Все, казалось, успокоилось, жизнь прежняя продолжается, но Нерлин опять подсел к журналистке – попрощаться? И замурлыкали они оба, как в самом начале.
Ревность взрывной волной вынесла Клаву из подвала. Замерев на верхней ступеньке, она ничего не видела вокруг. «Обида, злоба ослепляют сильнее, чем травма глаз», – подтвердились нерлинские слова. Свежий воздух вернул начатки разума, и она попыталась сообразить, что же наделала. Тут дверь открылась, и в темноте неосвещенного двора возник его силуэт.
– Признайся, приревновала, – с угрюмой усмешкой упрекнул он.
– Нет, совсем нет! – принялась Клава отрицать ему очевидное, пафосом, напором пытаясь замаскировать отсутствие сколько-нибудь внятных аргументов. – Ты уже пришел против меня настроенный, со мной не хотел говорить…

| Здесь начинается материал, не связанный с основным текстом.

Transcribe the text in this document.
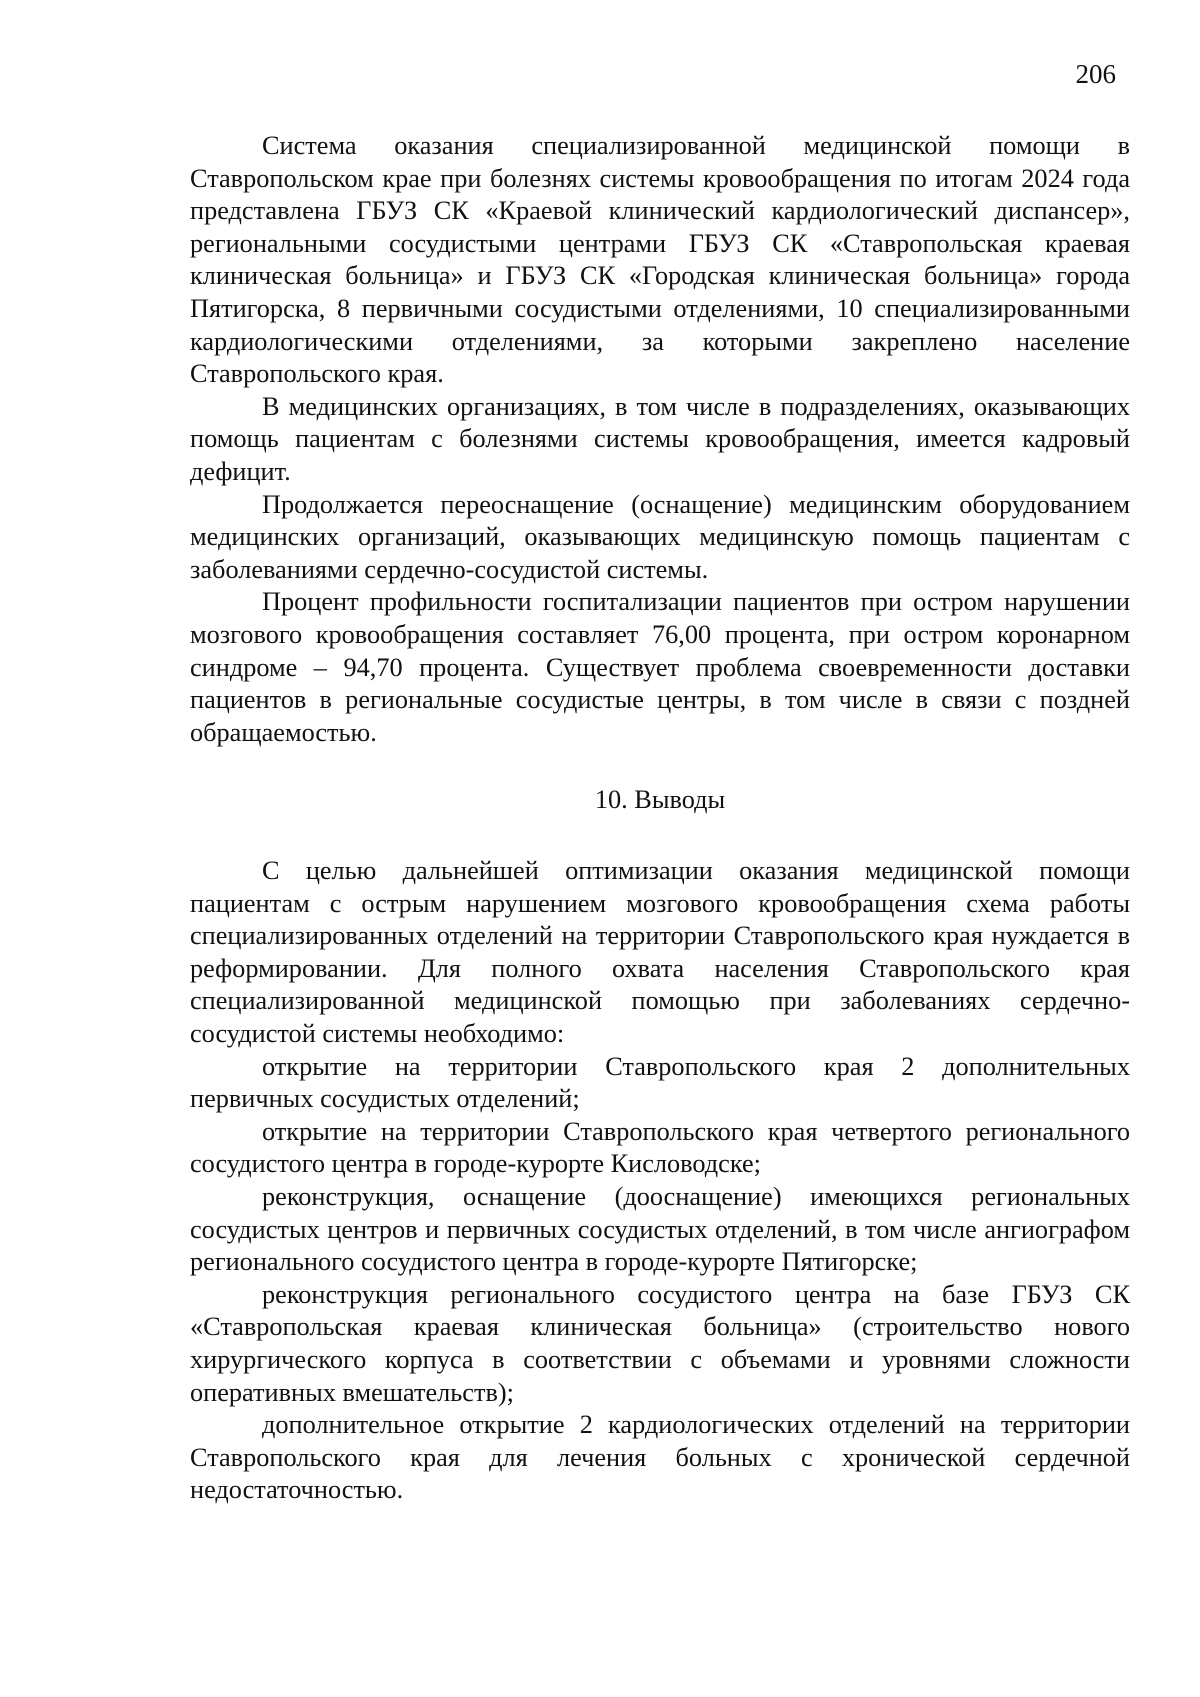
206

Система оказания специализированной медицинской помощи в Ставропольском крае при болезнях системы кровообращения по итогам 2024 года представлена ГБУЗ СК «Краевой клинический кардиологический диспансер», региональными сосудистыми центрами ГБУЗ СК «Ставропольская краевая клиническая больница» и ГБУЗ СК «Городская клиническая больница» города Пятигорска, 8 первичными сосудистыми отделениями, 10 специализированными кардиологическими отделениями, за которыми закреплено население Ставропольского края.

В медицинских организациях, в том числе в подразделениях, оказывающих помощь пациентам с болезнями системы кровообращения, имеется кадровый дефицит.

Продолжается переоснащение (оснащение) медицинским оборудованием медицинских организаций, оказывающих медицинскую помощь пациентам с заболеваниями сердечно-сосудистой системы.

Процент профильности госпитализации пациентов при остром нарушении мозгового кровообращения составляет 76,00 процента, при остром коронарном синдроме – 94,70 процента. Существует проблема своевременности доставки пациентов в региональные сосудистые центры, в том числе в связи с поздней обращаемостью.

10. Выводы

С целью дальнейшей оптимизации оказания медицинской помощи пациентам с острым нарушением мозгового кровообращения схема работы специализированных отделений на территории Ставропольского края нуждается в реформировании. Для полного охвата населения Ставропольского края специализированной медицинской помощью при заболеваниях сердечно-сосудистой системы необходимо:

открытие на территории Ставропольского края 2 дополнительных первичных сосудистых отделений;

открытие на территории Ставропольского края четвертого регионального сосудистого центра в городе-курорте Кисловодске;

реконструкция, оснащение (дооснащение) имеющихся региональных сосудистых центров и первичных сосудистых отделений, в том числе ангиографом регионального сосудистого центра в городе-курорте Пятигорске;

реконструкция регионального сосудистого центра на базе ГБУЗ СК «Ставропольская краевая клиническая больница» (строительство нового хирургического корпуса в соответствии с объемами и уровнями сложности оперативных вмешательств);

дополнительное открытие 2 кардиологических отделений на территории Ставропольского края для лечения больных с хронической сердечной недостаточностью.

– Я-то, старый дурак, как попался! Приревновала, приревновала… Это единственное, что меня как-то примиряет с ситуацией. Значит, так сильно любит… А иначе… – Голос его стал чужим, усталым, таким он иногда – редко, очень редко – встречал назойливого телефонного абонента, одного «алло» хватало, чтобы отпугнуть непрошеного соискателя его внимания. – Зря вечер потратил! Ты что, думаешь, мне нужны эти светские улыбания-обещания? Лучше бы я на даче остался… Ты должна была быть со мной, на моей стороне все время, с дурочкой этой вместе со мной разговаривать… Как-то же надо было время занять, чтобы до конца дотянуть, раз ты букой все время сидела… А потом, когда все уже разошлись, мы бы разместились за одним столом, оставшиеся, и вот тогда и можно какие-то вопросы важные решить…
– Что же ты мне это там не сказал? Я вообще не понимала, не лишняя ли я тут…
Неужели случилось непоправимое? Сама Клава понять этого не могла, а Нерлину даже в голову не пришло помочь ей. Он так спокойно негодовал, что от этого его хладнокровия кровь стыла в жилах. Где тут думать, чувство ужаса атрофировало мыслительные способности…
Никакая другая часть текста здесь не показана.